Chinese ancient documents are invaluable carriers of history and culture, but their visual complexity, linguistic variety, and lack of benchmarks make them challenging for modern Vision-Language Models (VLMs).
We introduce AncientDoc, the first benchmark designed for evaluating VLMs on Chinese ancient documents, covering the full pipeline from OCR to knowledge reasoning.
- 5 Tasks: Page-level OCR, Vernacular Translation, Reasoning-based QA, Knowledge-based QA, Linguistic Variant QA
- 14 Categories: 100+ books, ~3,000 pages across dynasties from Warring States to Qing
- Rich Annotations: OCR + semantic translation + multi-level QA pairs
- Comprehensive Evaluation: CER, Precision/Recall/F1, CHRF++, BERTScore, and human-aligned GPT-4o scoring
- Source: Digitized ancient documents from Harvard Library and others
- Dynasty Coverage: From Warring States, Han, Tang, Song, Ming to Qing
- Category Coverage: 14 semantic categories (e.g., collected works, Chuci-style poetry, medicine, astronomy, literary criticism, art)
- Total Size: ~3,000 page images, with annotations across five tasks
- Page-level OCR – extract complete text in correct reading order (vertical right-to-left, with annotations).
- Vernacular Translation – translate classical Chinese into modern vernacular.
- Reasoning-based QA – infer implicit meanings, causality, and ideology.
- Knowledge-based QA – answer factual and cultural questions from texts.
- Linguistic Variant QA – recognize rhetorical devices, stylistic features, and literary styles.
- OCR Task: CER, Char Precision/Recall/F1
- Translation & QA Tasks: CHRF++, BERTScore (BS-F1)
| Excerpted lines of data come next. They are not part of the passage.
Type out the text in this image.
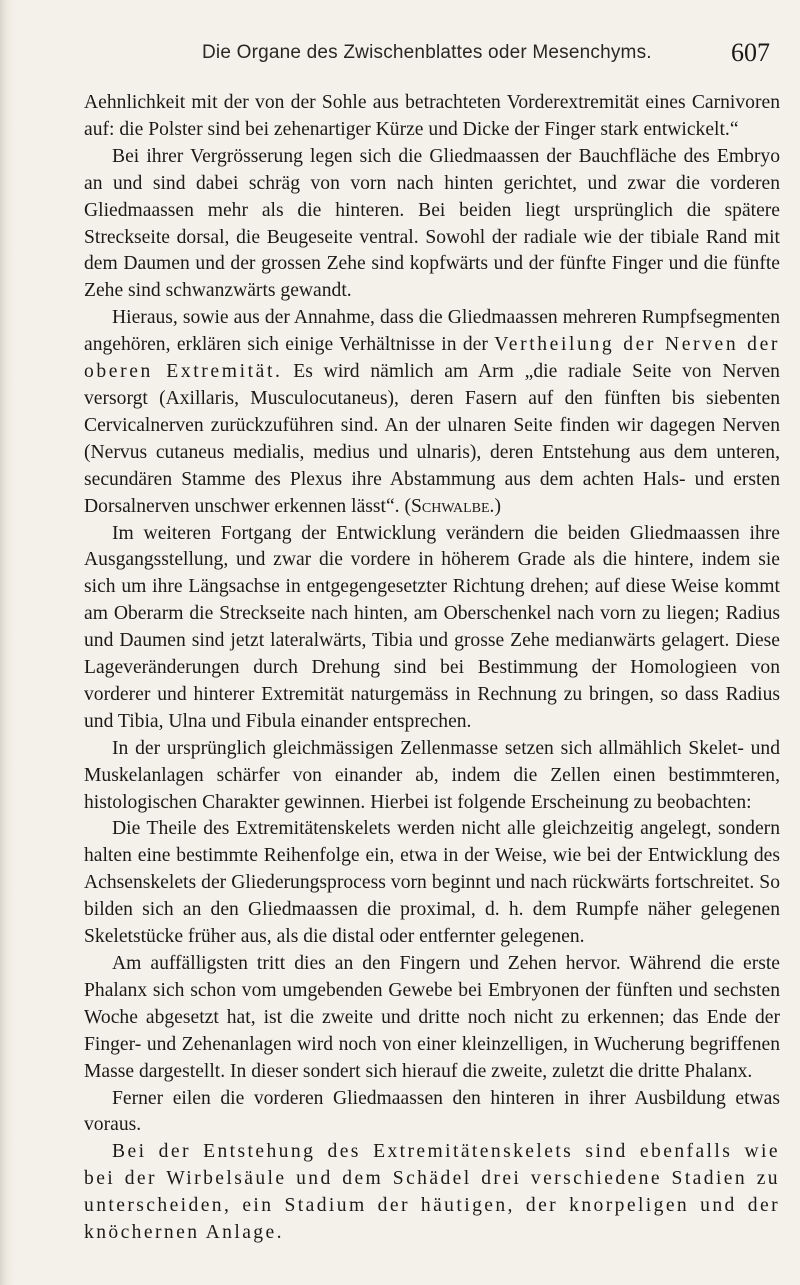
Die Organe des Zwischenblattes oder Mesenchyms.	607

Aehnlichkeit mit der von der Sohle aus betrachteten Vorderextremität eines Carnivoren auf: die Polster sind bei zehenartiger Kürze und Dicke der Finger stark entwickelt.“

Bei ihrer Vergrösserung legen sich die Gliedmaassen der Bauchfläche des Embryo an und sind dabei schräg von vorn nach hinten gerichtet, und zwar die vorderen Gliedmaassen mehr als die hinteren. Bei beiden liegt ursprünglich die spätere Streckseite dorsal, die Beugeseite ventral. Sowohl der radiale wie der tibiale Rand mit dem Daumen und der grossen Zehe sind kopfwärts und der fünfte Finger und die fünfte Zehe sind schwanzwärts gewandt.

Hieraus, sowie aus der Annahme, dass die Gliedmaassen mehreren Rumpfsegmenten angehören, erklären sich einige Verhältnisse in der Vertheilung der Nerven der oberen Extremität. Es wird nämlich am Arm „die radiale Seite von Nerven versorgt (Axillaris, Musculocutaneus), deren Fasern auf den fünften bis siebenten Cervicalnerven zurückzuführen sind. An der ulnaren Seite finden wir dagegen Nerven (Nervus cutaneus medialis, medius und ulnaris), deren Entstehung aus dem unteren, secundären Stamme des Plexus ihre Abstammung aus dem achten Hals- und ersten Dorsalnerven unschwer erkennen lässt“. (Schwalbe.)

Im weiteren Fortgang der Entwicklung verändern die beiden Gliedmaassen ihre Ausgangsstellung, und zwar die vordere in höherem Grade als die hintere, indem sie sich um ihre Längsachse in entgegengesetzter Richtung drehen; auf diese Weise kommt am Oberarm die Streckseite nach hinten, am Oberschenkel nach vorn zu liegen; Radius und Daumen sind jetzt lateralwärts, Tibia und grosse Zehe medianwärts gelagert. Diese Lageveränderungen durch Drehung sind bei Bestimmung der Homologieen von vorderer und hinterer Extremität naturgemäss in Rechnung zu bringen, so dass Radius und Tibia, Ulna und Fibula einander entsprechen.

In der ursprünglich gleichmässigen Zellenmasse setzen sich allmählich Skelet- und Muskelanlagen schärfer von einander ab, indem die Zellen einen bestimmteren, histologischen Charakter gewinnen. Hierbei ist folgende Erscheinung zu beobachten:

Die Theile des Extremitätenskelets werden nicht alle gleichzeitig angelegt, sondern halten eine bestimmte Reihenfolge ein, etwa in der Weise, wie bei der Entwicklung des Achsenskelets der Gliederungsprocess vorn beginnt und nach rückwärts fortschreitet. So bilden sich an den Gliedmaassen die proximal, d. h. dem Rumpfe näher gelegenen Skeletstücke früher aus, als die distal oder entfernter gelegenen.

Am auffälligsten tritt dies an den Fingern und Zehen hervor. Während die erste Phalanx sich schon vom umgebenden Gewebe bei Embryonen der fünften und sechsten Woche abgesetzt hat, ist die zweite und dritte noch nicht zu erkennen; das Ende der Finger- und Zehenanlagen wird noch von einer kleinzelligen, in Wucherung begriffenen Masse dargestellt. In dieser sondert sich hierauf die zweite, zuletzt die dritte Phalanx.

Ferner eilen die vorderen Gliedmaassen den hinteren in ihrer Ausbildung etwas voraus.

Bei der Entstehung des Extremitätenskelets sind ebenfalls wie bei der Wirbelsäule und dem Schädel drei verschiedene Stadien zu unterscheiden, ein Stadium der häutigen, der knorpeligen und der knöchernen Anlage.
- LLM-as-a-Judge: GPT-4o scoring aligned with human ratings
We evaluate open-source (Qwen2.5-VL, InternVL, LLaVA, etc.) and closed-source (GPT-4o, Gemini2.5-Pro, Doubao-V2, etc.) VLMs.
- OCR: Gemini2.5-Pro achieves lowest CER (32.03)
- Translation: Gemini2.5-Pro leads with BS-F1 72.5
- Reasoning QA: Qwen2.5-VL-72B shows strongest implicit reasoning
- Knowledge QA: GPT-4o achieves best factual QA performance
- Variant QA: GPT-4o & Gemini2.5-Pro excel in stylistic recognition
Each JSONL file contains:
{
"image": "class/book/page_001.png",
"task": "OCR",
"question": "Please extract the text...",
"answer": "夫天之所..."
}
If you use AncientDoc in your research, please cite:
@article{yu2025benchmarking,
title={Benchmarking Vision-Language Models on Chinese Ancient Documents: From OCR to Knowledge Reasoning},
author={Haiyang Yu, Yuchuan Wu, Fan Shi, Lei Liao, Jinghui Lu, Xiaodong Ge, Han Wang, Minghan Zhuo, Xuecheng Wu, Xiang Fei, Hao Feng, Guozhi Tang, An-Lan Wang, Hanshen Zhu, Yangfan He, Quanhuan Liang, Liyuan Meng, ChaoFeng, Can Huang, Jingqun Tang, Bin Li},
journal={arXiv preprint arXiv:2509.09731},
year={2025}
}
- 📂 Dataset: HuggingFace Link
- 📑 Paper: arXiv Link
- 🤖 Baseline Models: Weights & Logs
The AncientDoc dataset runs under the CC0 license.